The masses and coordinates of three spheres are as follows: 18 kg, x = 1.50 m, y = 1.50 m; 40 kg, x = -1.50 m, y = -1.50 m; 64 kg, x = 0.00 m, y= -0.25 m. What is the magnitude of the gravitational force on a 14 kg sphere located at the origin due to the other spheres?

I would use your distance formula to find both distances.

Then, use F=GMM/dis^2, but remember to add them as vectors (break up each force as components up and along x axis).

To find the magnitude of the gravitational force on the 14 kg sphere located at the origin due to the other spheres, we can use the formula for Newton's Law of Universal Gravitation:

F = G * (m1 * m2) / r^2

where F is the force, G is the gravitational constant, m1 and m2 are the masses of the two objects, and r is the distance between their centers of mass.

In this case, we want to calculate the force on the 14 kg sphere due to the other three spheres. Let's calculate the force exerted on the 14 kg sphere by each of the other spheres and then sum them up to find the total force.

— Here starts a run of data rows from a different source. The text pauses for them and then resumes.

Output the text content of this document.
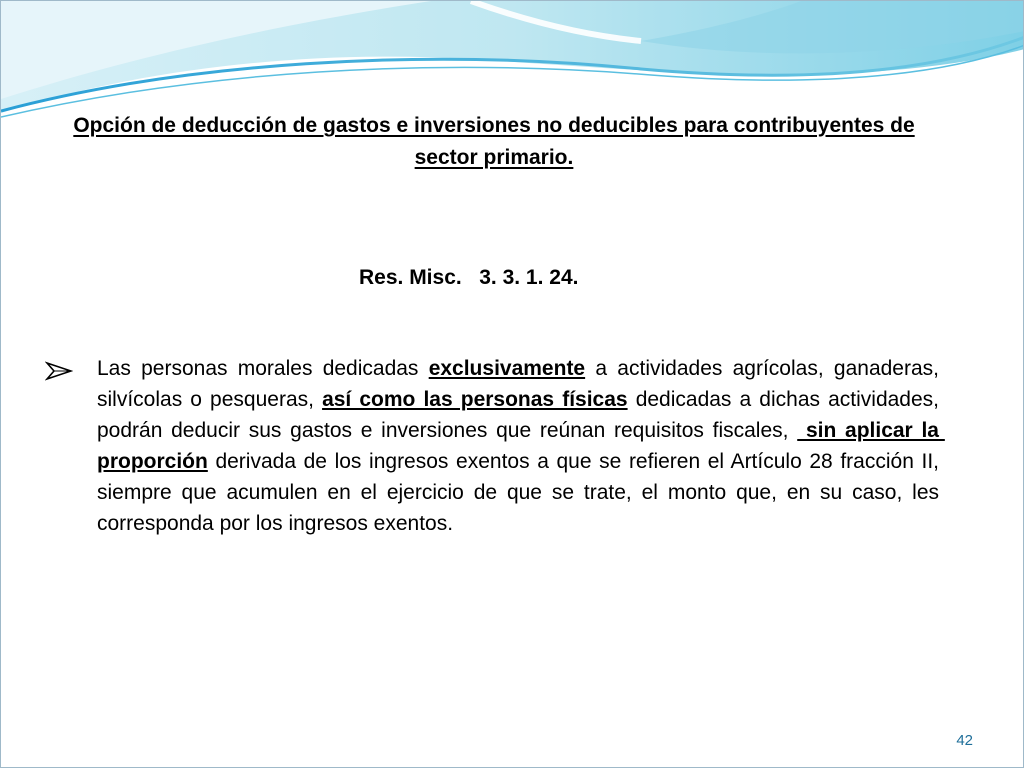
Opción de deducción de gastos e inversiones no deducibles para contribuyentes de sector primario.
Res. Misc.   3. 3. 1. 24.
Las personas morales dedicadas exclusivamente a actividades agrícolas, ganaderas, silvícolas o pesqueras, así como las personas físicas dedicadas a dichas actividades, podrán deducir sus gastos e inversiones que reúnan requisitos fiscales,  sin aplicar la proporción derivada de los ingresos exentos a que se refieren el Artículo 28 fracción II, siempre que acumulen en el ejercicio de que se trate, el monto que, en su caso, les corresponda por los ingresos exentos.
42
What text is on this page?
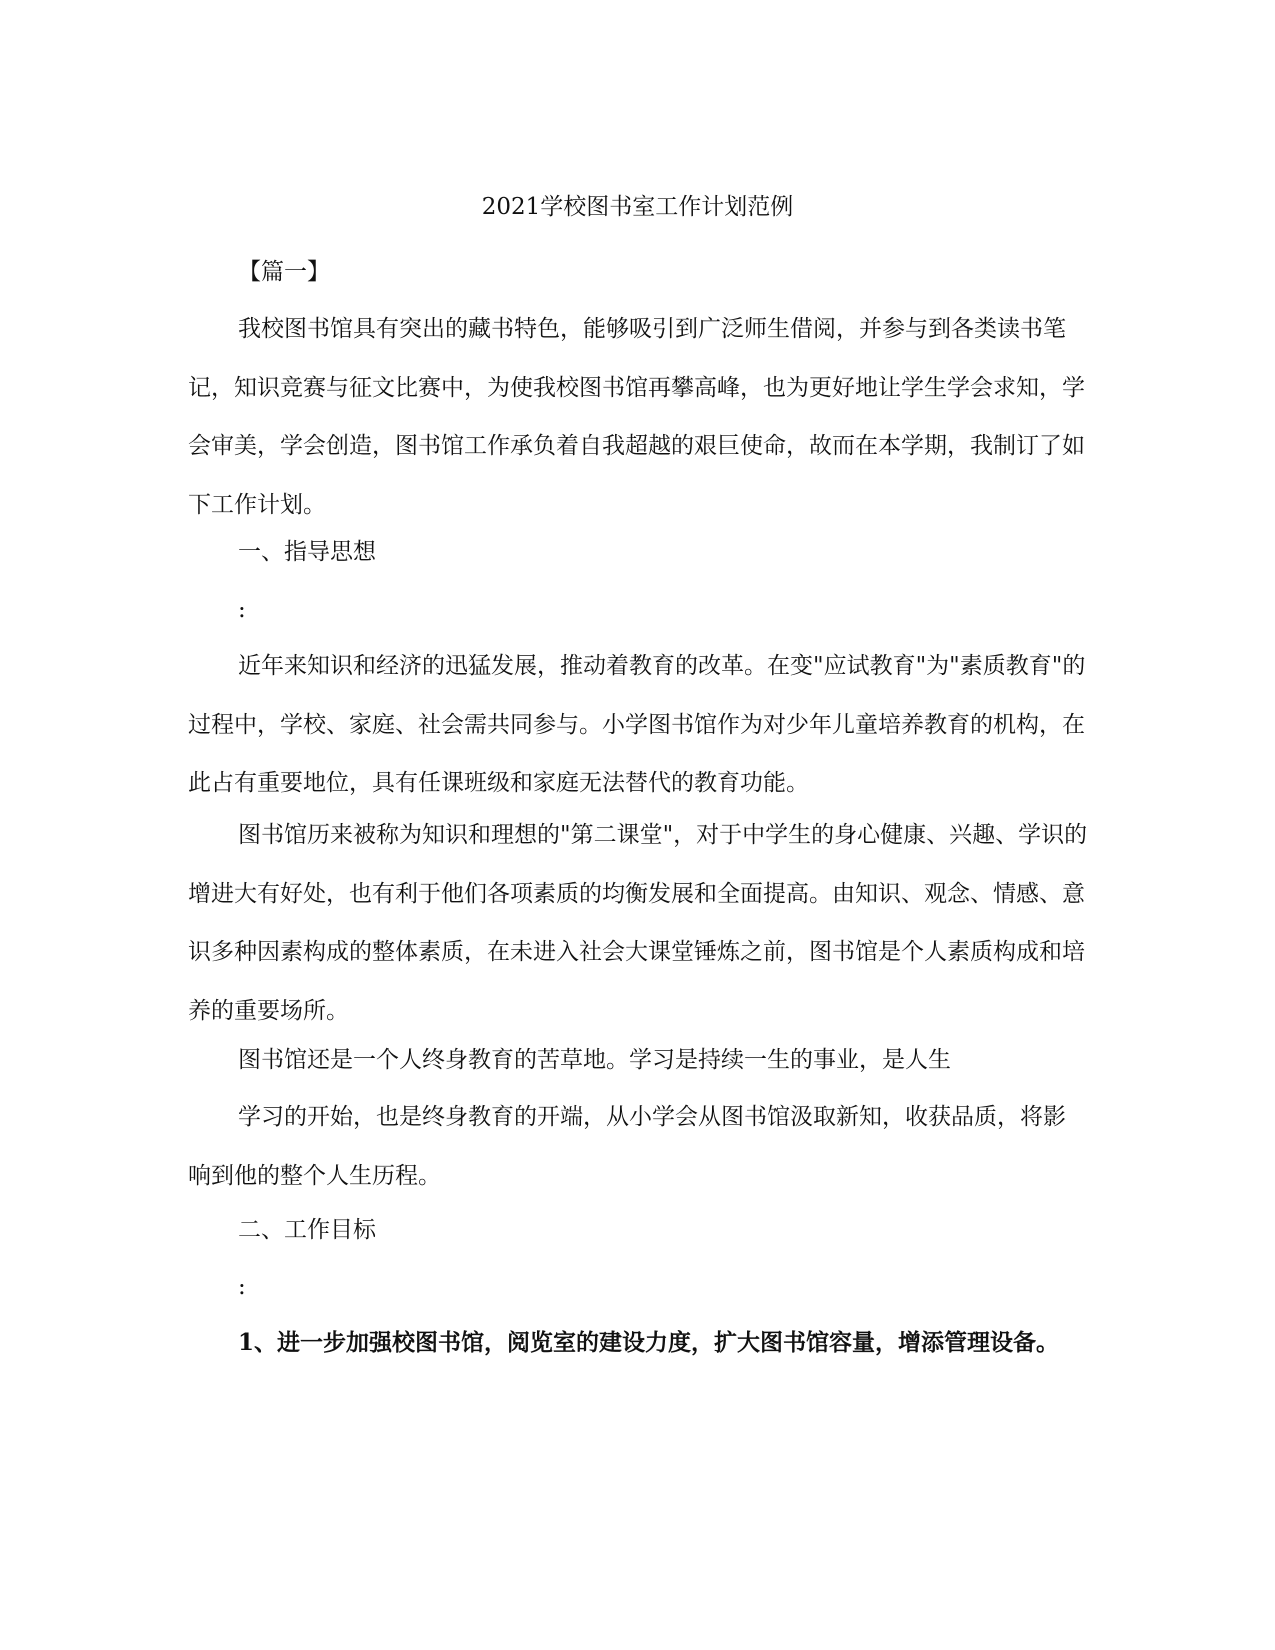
2021学校图书室工作计划范例

【篇一】

我校图书馆具有突出的藏书特色，能够吸引到广泛师生借阅，并参与到各类读书笔记，知识竞赛与征文比赛中，为使我校图书馆再攀高峰，也为更好地让学生学会求知，学会审美，学会创造，图书馆工作承负着自我超越的艰巨使命，故而在本学期，我制订了如下工作计划。

一、指导思想

:

近年来知识和经济的迅猛发展，推动着教育的改革。在变"应试教育"为"素质教育"的过程中，学校、家庭、社会需共同参与。小学图书馆作为对少年儿童培养教育的机构，在此占有重要地位，具有任课班级和家庭无法替代的教育功能。

图书馆历来被称为知识和理想的"第二课堂"，对于中学生的身心健康、兴趣、学识的增进大有好处，也有利于他们各项素质的均衡发展和全面提高。由知识、观念、情感、意识多种因素构成的整体素质，在未进入社会大课堂锤炼之前，图书馆是个人素质构成和培养的重要场所。

图书馆还是一个人终身教育的苦草地。学习是持续一生的事业，是人生

学习的开始，也是终身教育的开端，从小学会从图书馆汲取新知，收获品质，将影响到他的整个人生历程。

二、工作目标

:

1、进一步加强校图书馆，阅览室的建设力度，扩大图书馆容量，增添管理设备。
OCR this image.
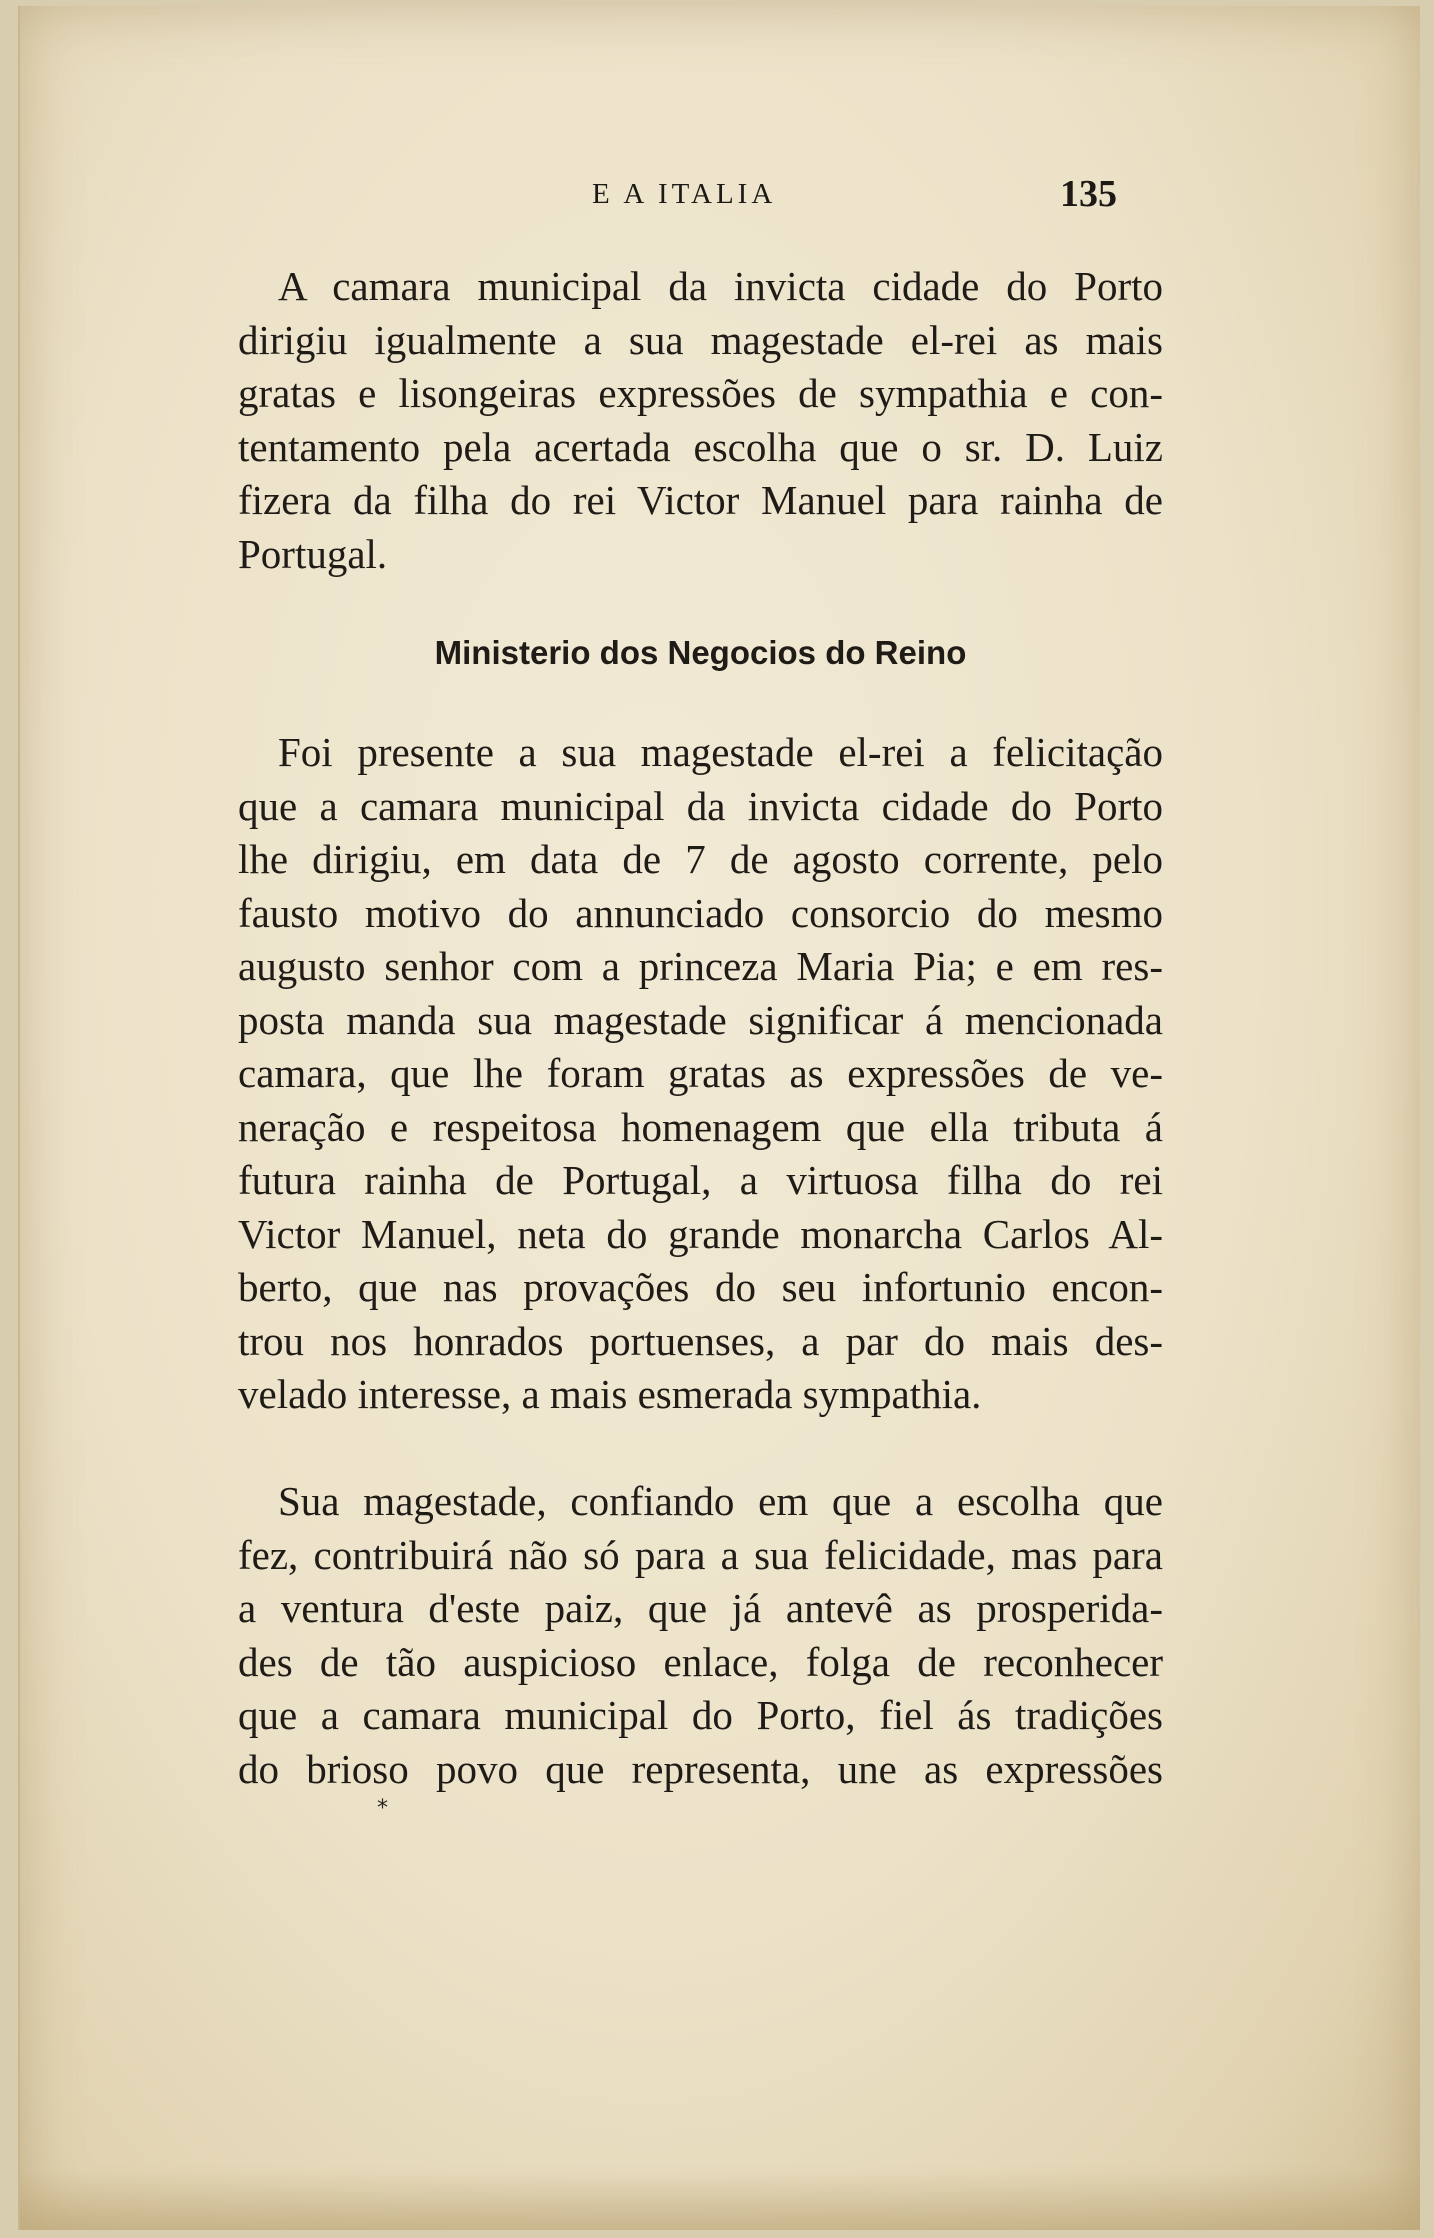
E A ITALIA	135
A camara municipal da invicta cidade do Porto
dirigiu igualmente a sua magestade el-rei as mais
gratas e lisongeiras expressões de sympathia e con-
tentamento pela acertada escolha que o sr. D. Luiz
fizera da filha do rei Victor Manuel para rainha de
Portugal.
Ministerio dos Negocios do Reino
Foi presente a sua magestade el-rei a felicitação
que a camara municipal da invicta cidade do Porto
lhe dirigiu, em data de 7 de agosto corrente, pelo
fausto motivo do annunciado consorcio do mesmo
augusto senhor com a princeza Maria Pia; e em res-
posta manda sua magestade significar á mencionada
camara, que lhe foram gratas as expressões de ve-
neração e respeitosa homenagem que ella tributa á
futura rainha de Portugal, a virtuosa filha do rei
Victor Manuel, neta do grande monarcha Carlos Al-
berto, que nas provações do seu infortunio encon-
trou nos honrados portuenses, a par do mais des-
velado interesse, a mais esmerada sympathia.
Sua magestade, confiando em que a escolha que
fez, contribuirá não só para a sua felicidade, mas para
a ventura d'este paiz, que já antevê as prosperida-
des de tão auspicioso enlace, folga de reconhecer
que a camara municipal do Porto, fiel ás tradições
do brioso povo que representa, une as expressões
*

For the first sphere (18 kg), the distance between its center and the origin is given by:

r1 = sqrt((x - 0)^2 + (y - 0)^2) = sqrt((1.50)^2 + (1.50)^2) = sqrt(4.50 + 4.50) = sqrt(9) = 3

Plugging the values into the formula, we get:

F1 = G * (m1 * m2) / r1^2 = G * (14 * 18) / 3^2

Similarly, for the second sphere (40 kg):

r2 = sqrt((x - 0)^2 + (y - 0)^2) = sqrt((-1.50)^2 + (-1.50)^2) = sqrt(2.25 + 2.25) = sqrt(4.50) = 2

F2 = G * (m1 * m2) / r2^2 = G * (14 * 40) / 2^2

And for the third sphere (64 kg):

r3 = sqrt((x - 0)^2 + (y - 0.25)^2) = sqrt((0.00)^2 + (-0.25)^2) = sqrt(0 + 0.0625) = sqrt(0.0625) = 0.25

F3 = G * (m1 * m2) / r3^2 = G * (14 * 64) / 0.25^2

Now, we can sum up these individual forces to find the total force due to all three spheres:

F_total = F1 + F2 + F3

Substituting the values, we get:

F_total = G * (14 * 18) / 3^2 + G * (14 * 40) / 2^2 + G * (14 * 64) / 0.25^2

Finally, we can calculate the magnitude of this total force by taking the absolute value of F_total:

|F_total| = |G * (14 * 18) / 3^2 + G * (14 * 40) / 2^2 + G * (14 * 64) / 0.25^2|

Therefore, to obtain the magnitude of the gravitational force on the 14 kg sphere located at the origin, you would need to substitute the values into the equation and use the gravitational constant G, which is approximately 6.67 x 10^-11 N(m/kg)^2.